Browser extensions are more powerful and deceptive than what we have thought them to be. Besides adding features to our browser system, they have an early advantage of accessing our private information about pages, history and website details.
A recent report published by Ars Technica informs how sophisticated browser extensions are spying on our data and selling them. With the updated concept of DataSpii, Nacho Analytics sells browser data of more than 4 million users across the web using Chrome or Mozilla. The company advertises “See Anyone’s analytics Account” And names itself The God Mode of the Internet.
Extremely problematic is the Anonymization. The company extracts personal identifiers from the harvested URL and many services that are likewise provided in the personal data segment and still rely on secret URL to keep the data private. Surprisingly, that is the only way they ensure that your information is safe with their organization.

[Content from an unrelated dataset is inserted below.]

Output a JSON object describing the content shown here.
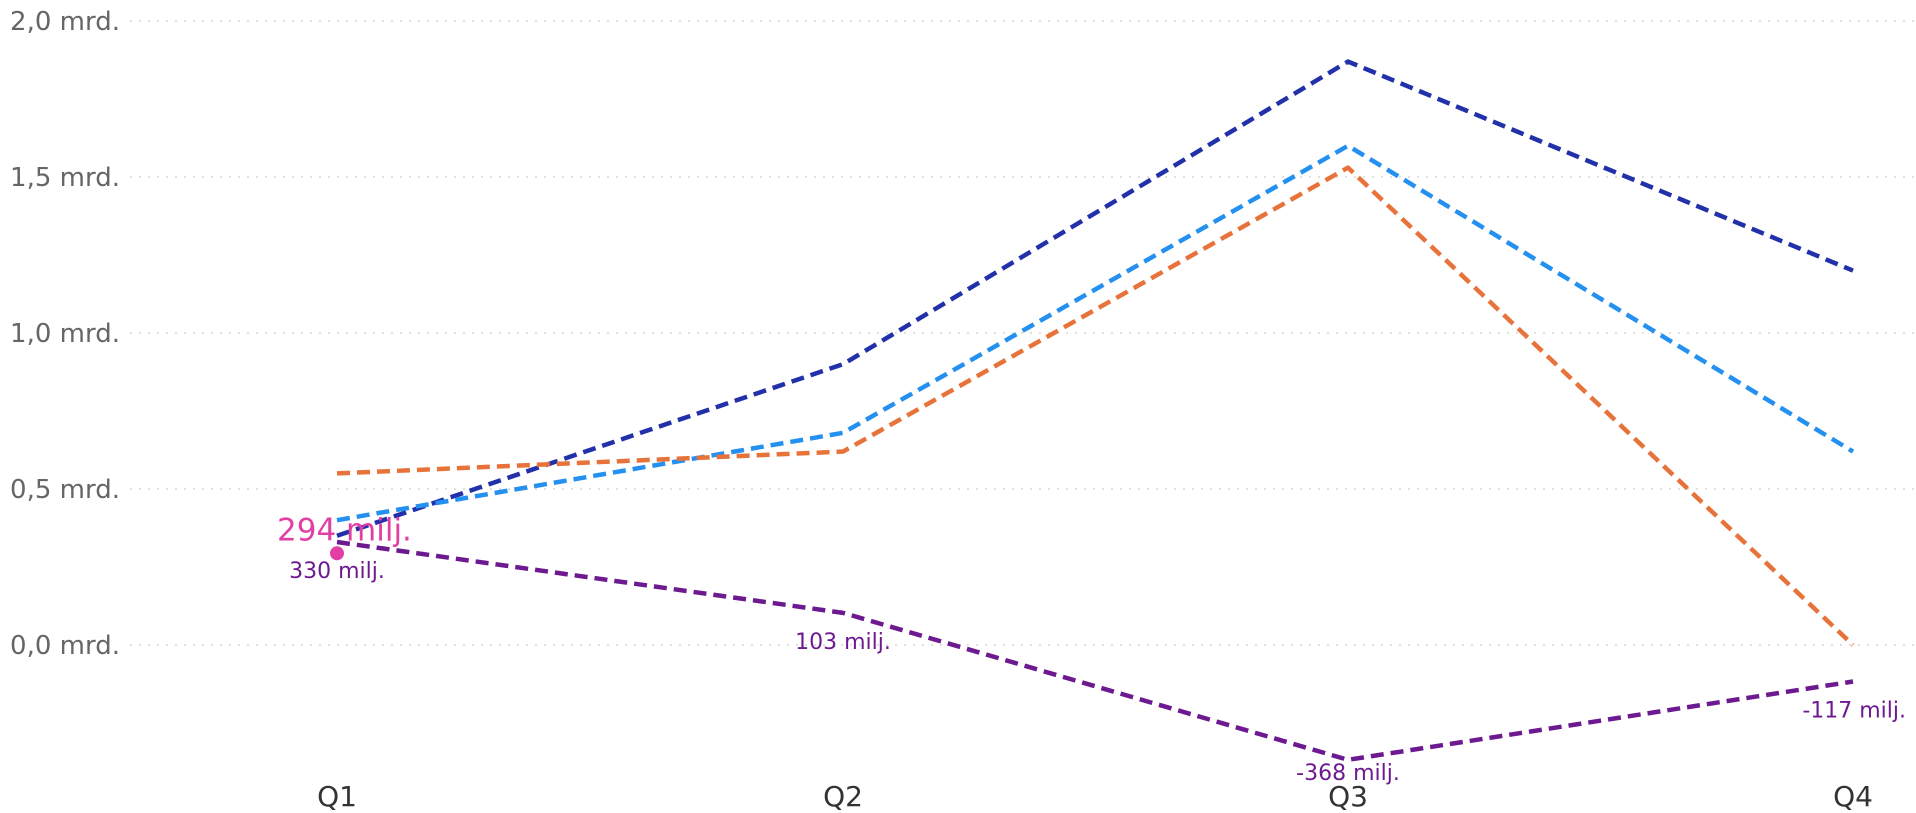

The research was done by Sam Jadali who discovered that the secret URLs can be logged in to extract people’s medical electronic health records, sensitive organizational documents, legal files, tenders and trade secrets. The documents also include the tax payment records from a number of reputed websites, the key to which is personally handed over to the user alone. The websites from which the data were Pirated are : Tesla, Blue Origin, Amgen, Merck, Pfizer, Roche, AthenaHealth, Epic Systems, FireEye, Symantec, Palo Alto Networks, Trend Micro, Amazon, FireEye, BuzzFeed, NBC digital, AlienVault, CardinalHealth, TMobile, Reddit, and UnderArmour.
While most of the web developers are getting blamed for the leak of sensitive information, the browser history also allows access to data to the extensions with a false display of concern that actually steals your data and sells them in exchange of heavy revenue.
The excellent documentation by Ars Technica not it opened up our eyes to the years of stealing happening under the umbrella of “consent” of browsing history user policy. However, this is not only about Nacho Analytics, the extensions include Hover Zoom, an extension that already disturbed millions in 2013, Super Zoom, SaveFrom.net Helper, FairShare Unlock, and PanelMeasurement.
In defense of the exposure that the research made, Nacho spokesperson commented :
Your report is personally disturbing to me–and [publishing sensitive data] is definitely not the purpose of Nacho Analytics. We work hard to remove personally identifiable information from URLs and page titles and exclude sites with serious security issues. When we learn of a new issue, we have a system to remove it immediately. We’ve stopped all new sign-ups for Nacho until we can get more information on this issue. If you give me a list of the sites that have these issues, we’ll immediately disable those sites and work on a permanent solution.Nacho spokesperson
He also pushed back on the idea that Nacho Analytics had ever been used by customers to harvest sensitive information. Jadali, he claimed, was the only one who had done so. (He also claimed that Jadali had violated Nacho Analytics’ terms of service in doing the research.)
“Jadali looked at hundreds of websites, only a tiny fraction of which any legitimate Nacho Analytics customer ever viewed,”
“In fact, none of the sites with the issues you’ve made me aware of have been viewed by any legitimate Nacho Analytics customer.”Nacho spokesperson
Malicious extensions are discovered every now and then either by accident or by security researchers. Mozilla banned 23 snooping extensions in 2018 and a wave of malware extensions in 2019; Google removed four malicious Chrome extensions after researchers reported them to the company, and had to remove others throughout the years.